あしたのジョーのあの時代とは
あしたのジョーが少年マガジン誌上で連載が始まったのは1968年1月1日号からだ。それから5年間続く。この時代こそ戦後の大きな転換点になる。特に団塊の世代にとってはきわめて重要な時代となる。と私は考えている。あの時代の輪郭を極私的に描いてみよう。まずは、あの時代が始まる前のことだ。
1966年(昭和41年)、田舎の高校を卒業して私は金沢の大学に入った。2年前に東京オリンピックが行われ、徐々に日本国内の輸送交通網が整備されていた。白黒テレビがかなり普及し、全国で同じ情報が共有されるようになっていた。といっても全体としてはまだ貧しさがあちこちにあった。

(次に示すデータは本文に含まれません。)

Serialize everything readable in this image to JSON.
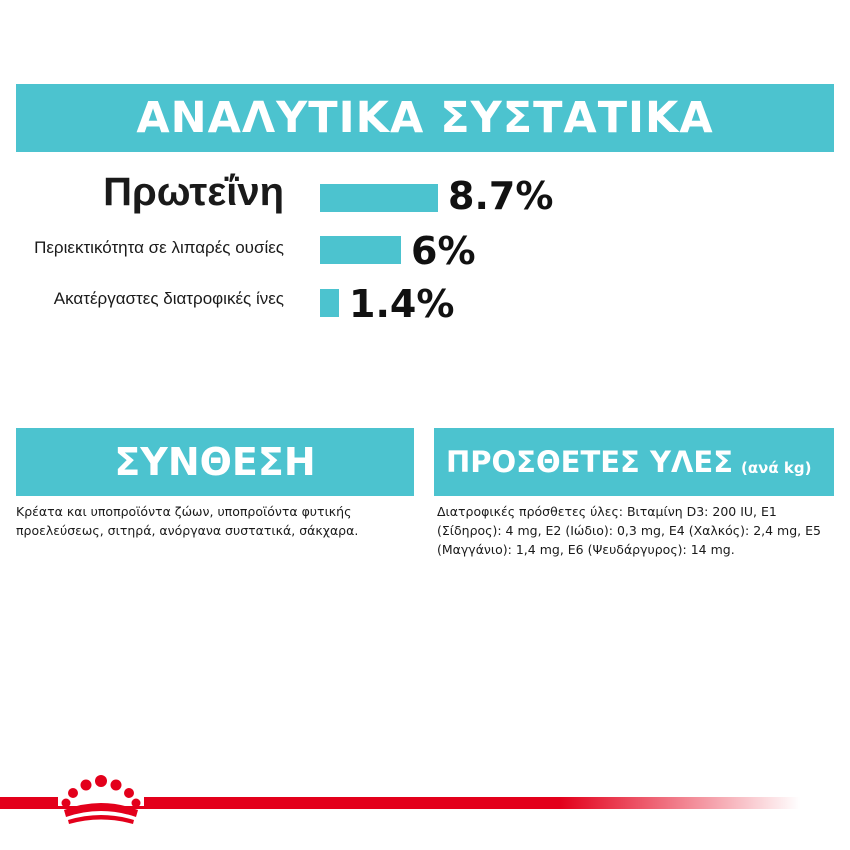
{
  "title": "ΑΝΑΛΥΤΙΚΑ ΣΥΣΤΑΤΙΚΑ",
  "nutrients": [
    {
      "label": "Πρωτεΐνη",
      "value": 8.7,
      "display": "8.7%"
    },
    {
      "label": "Περιεκτικότητα σε λιπαρές ουσίες",
      "value": 6,
      "display": "6%"
    },
    {
      "label": "Ακατέργαστες διατροφικές ίνες",
      "value": 1.4,
      "display": "1.4%"
    }
  ],
  "composition": {
    "heading": "ΣΥΝΘΕΣΗ",
    "text": "Κρέατα και υποπροϊόντα ζώων, υποπροϊόντα φυτικής προελεύσεως, σιτηρά, ανόργανα συστατικά, σάκχαρα."
  },
  "additives": {
    "heading": "ΠΡΟΣΘΕΤΕΣ ΥΛΕΣ",
    "unit": "(ανά kg)",
    "text": "Διατροφικές πρόσθετες ύλες: Βιταμίνη D3: 200 IU, E1 (Σίδηρος): 4 mg, E2 (Ιώδιο): 0,3 mg, E4 (Χαλκός): 2,4 mg, E5 (Μαγγάνιο): 1,4 mg, E6 (Ψευδάργυρος): 14 mg."
  },
  "colors": {
    "accent": "#4cc3cf",
    "brand_red": "#e3001b"
  },
  "logo": {
    "icon": "crown-icon",
    "brand": "Royal Canin"
  }
}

金沢はさすがに北都にふさわしく犀川、浅野川という2つの大きな川のほとりに30万ほどの人が住んでいた。ちなみに江戸時代、東京、大阪、名古屋、京都に次いで、金沢は5番目に大きな町だったということを先日知って金沢のもつポテンシャルに驚いた。
金沢城を中心に町が広がっていた。大学はその城内にあったので何処へ行くにも便利であった。大手門を降りたすぐ傍にNHK金沢放送局があった。そこから50メートル先の中町の仕舞屋に私は下宿した。代々金沢藩の御典医だった家で間口は狭いが奥行きの深い大きな家だった。女系一家でおばあさんと未亡人とその息子がいた。下宿人は大学生が私を含めて二人、短大生が一人、そして社会人がいた。彼は私と同年の新米警察官だった。
4月、入学してまもなく下宿の先輩とおばあさんと3人で兼六園に花見に行った。北国の春は華やかだ。長い雪の暮らしを終えた喜びがあふれ出る。おおぜいの人が出ており夜店も並んで賑やかであった。広坂通りまで出たときだ。
遠くで騒ぎが起きていた。石浦神社の交差点あたりが騒がしい。かすかにスピーカの声が聞こえる。なんだろうと私が首をかしげると、先輩は学生デモさと答えた。これがあの60年安保のときに勇名を轟かしたデモかと珍しく眺めた。
人びとはそんなデモにも目をくれず、兼六園の大小の桜の樹木に見入っていた。今思い出しても清親の絵のような幻燈イメージの花見だった。与謝野晶子ではないが今宵会う人皆美しき、と18歳の私は思った。その2年後にこのデモの数百倍数千倍大きな闘争の炎が全国の大学で燃え盛るとは夢にも思ってはいない。